Максим ХАДЮ
Есть дни…
(Перевод с французского Елены Хадюк и Михаила Балашова)
Есть дни, когда хорошо бы остановиться, расслабиться,
ни о чём не думать, освободиться от всего…
Есть дни, когда ещё можно остановить мысли
И продолжать быть просто счастливым…
Бывают дни, когда мы можем сломаться только на одно мгновение
И быстро прийти в себя, потому что ещё можем
Скрыть что-то внутри, но бывает…
Бывают дни, когда хочешь продолжать быть счастливым
И пытаешься остановить мысли, но их уже не удержать…
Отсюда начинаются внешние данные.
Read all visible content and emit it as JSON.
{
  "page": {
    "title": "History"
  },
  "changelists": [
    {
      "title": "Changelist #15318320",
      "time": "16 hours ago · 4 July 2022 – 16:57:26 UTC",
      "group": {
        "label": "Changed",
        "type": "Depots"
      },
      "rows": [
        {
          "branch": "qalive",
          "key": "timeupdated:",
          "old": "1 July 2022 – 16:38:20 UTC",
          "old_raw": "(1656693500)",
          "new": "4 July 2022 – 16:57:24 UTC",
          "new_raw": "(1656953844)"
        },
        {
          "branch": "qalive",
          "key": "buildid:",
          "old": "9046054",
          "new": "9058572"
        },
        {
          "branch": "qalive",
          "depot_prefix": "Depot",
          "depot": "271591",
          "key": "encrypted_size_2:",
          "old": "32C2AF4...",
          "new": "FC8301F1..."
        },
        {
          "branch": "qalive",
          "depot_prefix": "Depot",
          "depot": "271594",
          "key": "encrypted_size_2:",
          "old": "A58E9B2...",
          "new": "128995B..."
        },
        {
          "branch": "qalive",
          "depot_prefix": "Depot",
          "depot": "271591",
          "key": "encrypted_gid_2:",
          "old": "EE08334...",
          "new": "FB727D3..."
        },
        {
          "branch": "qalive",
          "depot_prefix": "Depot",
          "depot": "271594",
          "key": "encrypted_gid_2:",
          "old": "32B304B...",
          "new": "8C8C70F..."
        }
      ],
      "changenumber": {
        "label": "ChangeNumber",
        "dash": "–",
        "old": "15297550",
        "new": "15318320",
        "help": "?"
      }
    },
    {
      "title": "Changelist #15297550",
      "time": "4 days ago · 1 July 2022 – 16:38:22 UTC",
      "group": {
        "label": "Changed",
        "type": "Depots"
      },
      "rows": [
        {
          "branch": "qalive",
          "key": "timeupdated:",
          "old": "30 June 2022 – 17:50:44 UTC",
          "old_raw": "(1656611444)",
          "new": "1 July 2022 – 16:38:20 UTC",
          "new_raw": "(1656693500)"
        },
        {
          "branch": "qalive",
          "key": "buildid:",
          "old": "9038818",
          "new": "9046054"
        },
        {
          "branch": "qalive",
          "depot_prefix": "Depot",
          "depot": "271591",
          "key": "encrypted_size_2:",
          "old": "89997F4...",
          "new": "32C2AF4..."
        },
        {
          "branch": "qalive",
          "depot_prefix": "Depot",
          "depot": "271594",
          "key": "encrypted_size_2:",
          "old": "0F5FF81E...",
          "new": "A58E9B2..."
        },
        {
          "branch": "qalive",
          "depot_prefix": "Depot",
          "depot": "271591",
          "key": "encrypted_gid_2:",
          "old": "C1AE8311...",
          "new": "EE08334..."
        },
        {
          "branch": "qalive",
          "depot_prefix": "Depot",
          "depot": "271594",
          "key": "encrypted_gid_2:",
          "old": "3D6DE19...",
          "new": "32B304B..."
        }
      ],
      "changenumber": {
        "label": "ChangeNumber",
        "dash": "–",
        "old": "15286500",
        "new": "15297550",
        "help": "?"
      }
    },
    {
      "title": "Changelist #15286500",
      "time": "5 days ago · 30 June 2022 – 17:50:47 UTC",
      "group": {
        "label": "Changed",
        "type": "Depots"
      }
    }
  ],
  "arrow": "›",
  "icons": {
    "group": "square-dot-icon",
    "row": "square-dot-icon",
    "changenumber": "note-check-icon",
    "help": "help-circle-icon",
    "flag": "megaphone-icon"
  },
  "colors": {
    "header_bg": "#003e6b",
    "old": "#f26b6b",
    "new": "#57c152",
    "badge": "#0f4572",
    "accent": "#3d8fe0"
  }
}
Есть дни, когда тяжело, сложно, трудно, напор эмоций такой,
Что чувствуешь себя беззащитным;
Наверно, так ощущает себя слабая женщина:
Нельзя ничего показывать, но эмоции вырываются.
Есть дни, в которые уже не спрятать долго сдерживаемые слёзы.
Лавинообразно, в секунду всё собирается в цепь.
Слёзы – струны – жилы вытягивают всё, накопившееся внутри.
Так «чёрная дыра» копит, копит материю космоса —
И раскалывается последней монеткой,
Которая не помещается в копилку чувств и взрывает оболочку.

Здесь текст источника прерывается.